The color of lubricating oils can range from transparent to opaque. The color is based on the crude from which it is made, its viscosity, method and degree of treatment during refining, and the amount and types of additives included.
A change in oil color signifies a change in the chemistry of the oil or the presence of contaminants. For example, oil oxidation, mixing two dissimilar types of oil, and carbon insolubles from thermal failure can all darken oil. There is also a possibility that the oil darkening is due to a photochemical reaction from sunlight exposure.
Measuring color is based on a visual comparison of the amount of light transmitted through a defined depth of oil. This can be done with a predefined test method and instrumentation or a subjective view of the oil with reference to a color gauge. In either case, there may be a number of variables to monitor for quality results.

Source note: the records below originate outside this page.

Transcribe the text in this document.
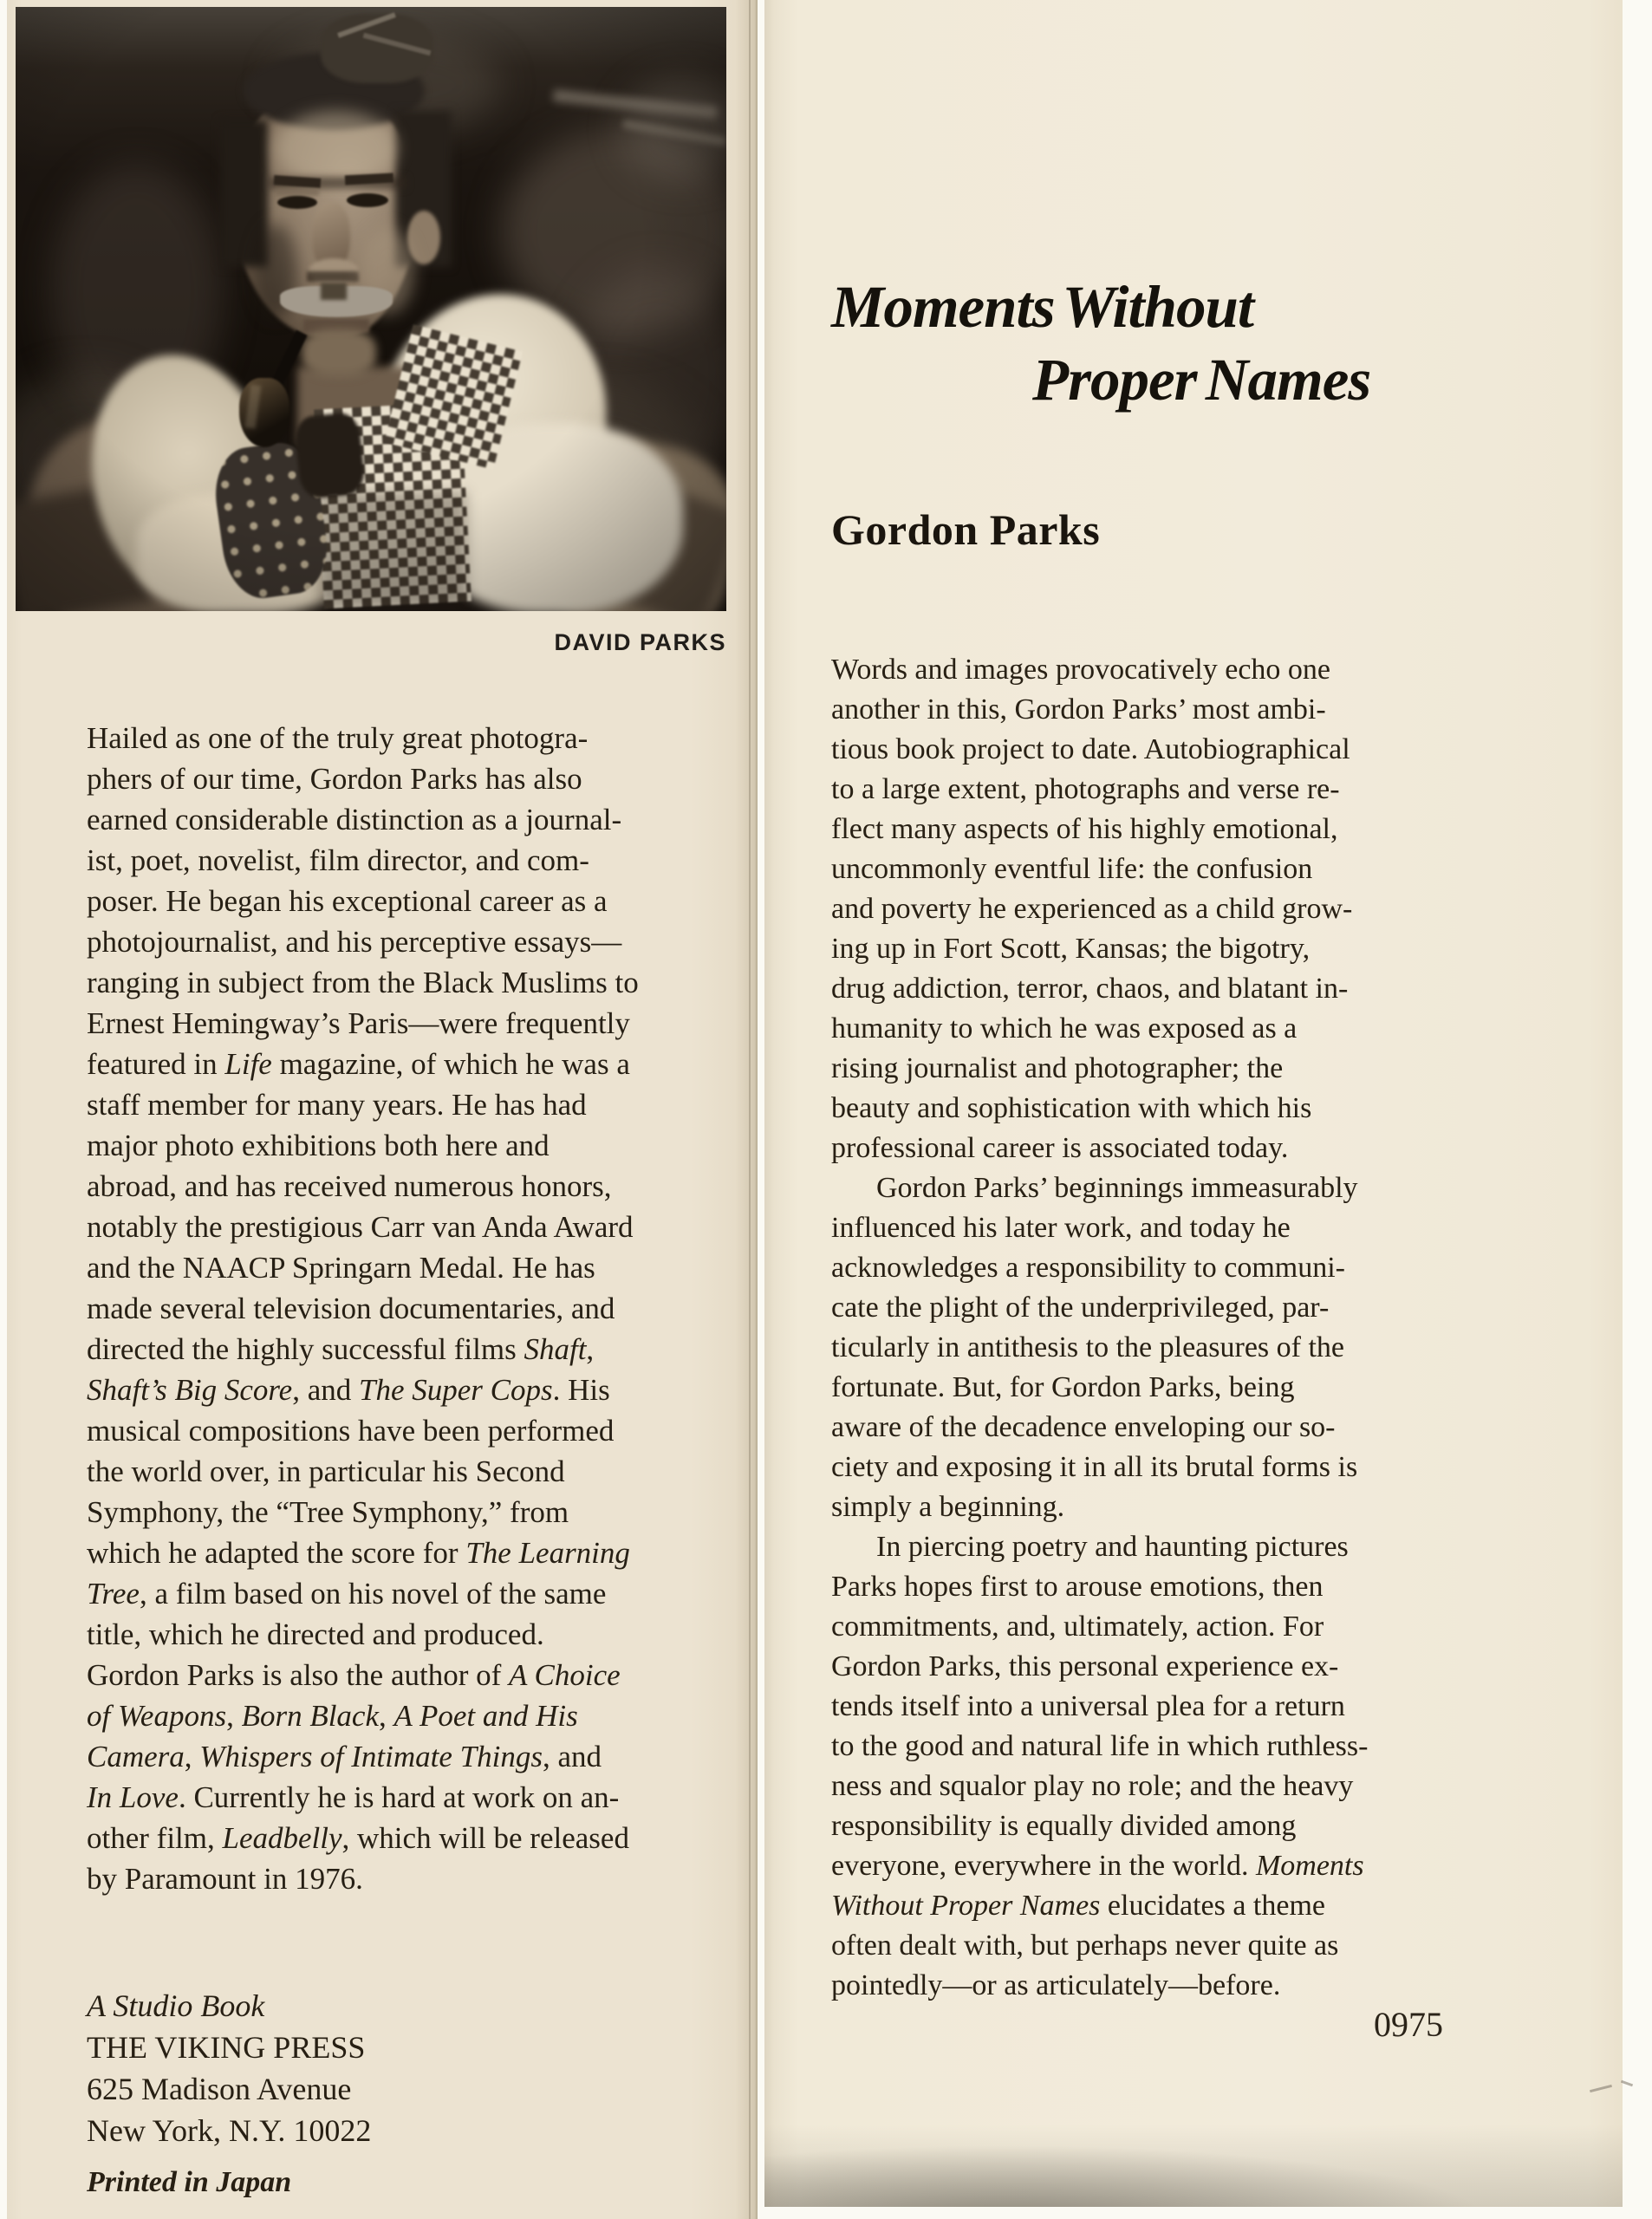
DAVID PARKS
Hailed as one of the truly great photogra-
phers of our time, Gordon Parks has also
earned considerable distinction as a journal-
ist, poet, novelist, film director, and com-
poser. He began his exceptional career as a
photojournalist, and his perceptive essays—
ranging in subject from the Black Muslims to
Ernest Hemingway’s Paris—were frequently
featured in Life magazine, of which he was a
staff member for many years. He has had
major photo exhibitions both here and
abroad, and has received numerous honors,
notably the prestigious Carr van Anda Award
and the NAACP Springarn Medal. He has
made several television documentaries, and
directed the highly successful films Shaft,
Shaft’s Big Score, and The Super Cops. His
musical compositions have been performed
the world over, in particular his Second
Symphony, the “Tree Symphony,” from
which he adapted the score for The Learning
Tree, a film based on his novel of the same
title, which he directed and produced.
Gordon Parks is also the author of A Choice
of Weapons, Born Black, A Poet and His
Camera, Whispers of Intimate Things, and
In Love. Currently he is hard at work on an-
other film, Leadbelly, which will be released
by Paramount in 1976.
A Studio Book
THE VIKING PRESS
625 Madison Avenue
New York, N.Y. 10022
Printed in Japan
Moments Without
Proper Names
Gordon Parks
Words and images provocatively echo one
another in this, Gordon Parks’ most ambi-
tious book project to date. Autobiographical
to a large extent, photographs and verse re-
flect many aspects of his highly emotional,
uncommonly eventful life: the confusion
and poverty he experienced as a child grow-
ing up in Fort Scott, Kansas; the bigotry,
drug addiction, terror, chaos, and blatant in-
humanity to which he was exposed as a
rising journalist and photographer; the
beauty and sophistication with which his
professional career is associated today.
Gordon Parks’ beginnings immeasurably
influenced his later work, and today he
acknowledges a responsibility to communi-
cate the plight of the underprivileged, par-
ticularly in antithesis to the pleasures of the
fortunate. But, for Gordon Parks, being
aware of the decadence enveloping our so-
ciety and exposing it in all its brutal forms is
simply a beginning.
In piercing poetry and haunting pictures
Parks hopes first to arouse emotions, then
commitments, and, ultimately, action. For
Gordon Parks, this personal experience ex-
tends itself into a universal plea for a return
to the good and natural life in which ruthless-
ness and squalor play no role; and the heavy
responsibility is equally divided among
everyone, everywhere in the world. Moments
Without Proper Names elucidates a theme
often dealt with, but perhaps never quite as
pointedly—or as articulately—before.
0975
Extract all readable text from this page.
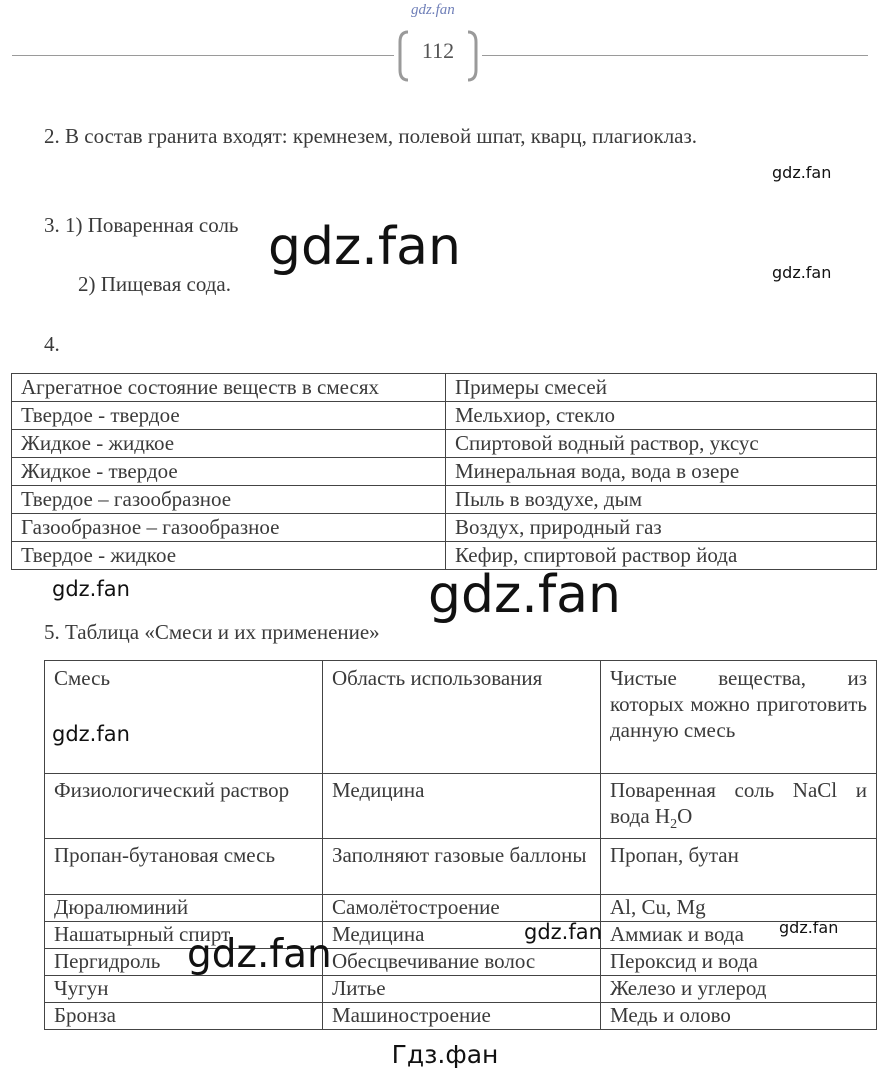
gdz.fan
112
2. В состав гранита входят: кремнезем, полевой шпат, кварц, плагиоклаз.
gdz.fan
3. 1) Поваренная соль gdz.fan	gdz.fan
2) Пищевая сода.
4.
Агрегатное состояние веществ в смесях	Примеры смесей
Твердое - твердое	Мельхиор, стекло
Жидкое - жидкое	Спиртовой водный раствор, уксус
Жидкое - твердое	Минеральная вода, вода в озере
Твердое – газообразное	Пыль в воздухе, дым
Газообразное – газообразное	Воздух, природный газ
Твердое - жидкое	Кефир, спиртовой раствор йода
gdz.fan	gdz.fan
5. Таблица «Смеси и их применение»
Смесь	Область использования	Чистые вещества, из которых можно приготовить данную смесь
Физиологический раствор	Медицина	Поваренная соль NaCl и вода $H_2O$
Пропан-бутановая смесь	Заполняют газовые баллоны	Пропан, бутан
Дюралюминий	Самолётостроение	Al, Cu, Mg
Нашатырный спирт	Медицина	Аммиак и вода
Пергидроль	Обесцвечивание волос	Пероксид и вода
Чугун	Литье	Железо и углерод
Бронза	Машиностроение	Медь и олово
gdz.fan
gdz.fan	gdz.fan
gdz.fan
Гдз.фан
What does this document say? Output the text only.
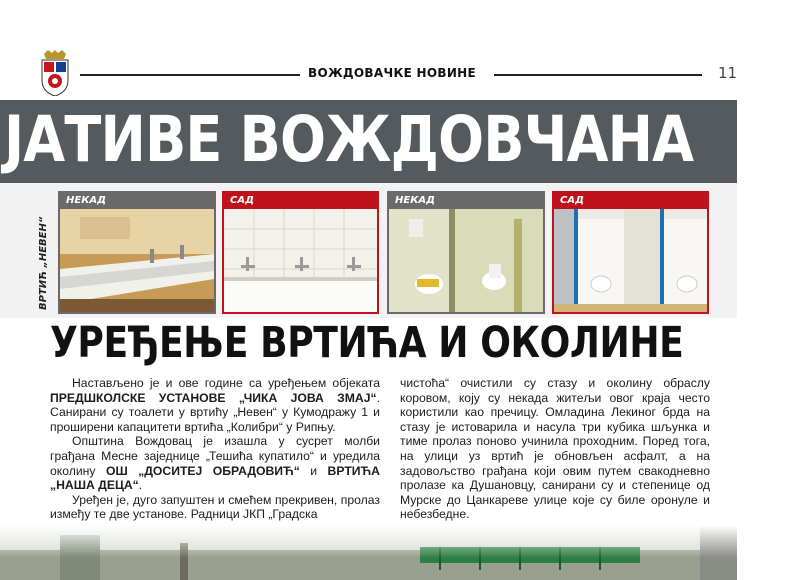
ВОЖДОВАЧКЕ НОВИНЕ	11
ЈАТИВЕ ВОЖДОВЧАНА
ВРТИЋ „НЕВЕН“
НЕКАД	САД	НЕКАД	САД
УРЕЂЕЊЕ ВРТИЋА И ОКОЛИНЕ

Настављено је и ове године са уређењем објеката ПРЕДШКОЛСКЕ УСТАНОВЕ „ЧИКА ЈОВА ЗМАЈ“. Санирани су тоалети у вртићу „Невен“ у Кумодражу 1 и проширени капацитети вртића „Колибри“ у Рипњу.

Општина Вождовац је изашла у сусрет молби грађана Месне заједнице „Тешића купатило“ и уредила околину ОШ „ДОСИТЕЈ ОБРАДОВИЋ“ и ВРТИЋА „НАША ДЕЦА“.

Уређен је, дуго запуштен и смећем прекривен, пролаз између те две установе. Радници ЈКП „Градска

чистоћа“ очистили су стазу и околину обраслу коровом, коју су некада житељи овог краја често користили као пречицу. Омладина Лекиног брда на стазу је истоварила и насула три кубика шљунка и тиме пролаз поново учинила проходним. Поред тога, на улици уз вртић је обновљен асфалт, а на задовољство грађана који овим путем свакодневно пролазе ка Душановцу, санирани су и степенице од Мурске до Цанкареве улице које су биле оронуле и небезбедне.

The ASTM D1500-07 test method can be used to compare the color of an oil sample to a glass slide. This test is used in lubricant manufacturing for quality-control purposes. It is performed using a standard light source to match a sample to a glass slide. Values for the glass range from 0.5 to 8.0 in 0.5 increments. If the sample falls between two colors, the higher number is reported. If no color gauge is available, the oil color is compared to a previous sample or a new oil sample.
It should be noted that color is added using dyes in some cases to help identify the type of lubricant, such as red for automatic transmission fluid. Nevertheless, an oil with a specific color should never be assumed to be a certain type of oil. It is also important to remember that there is no particular oil color that would require an oil change.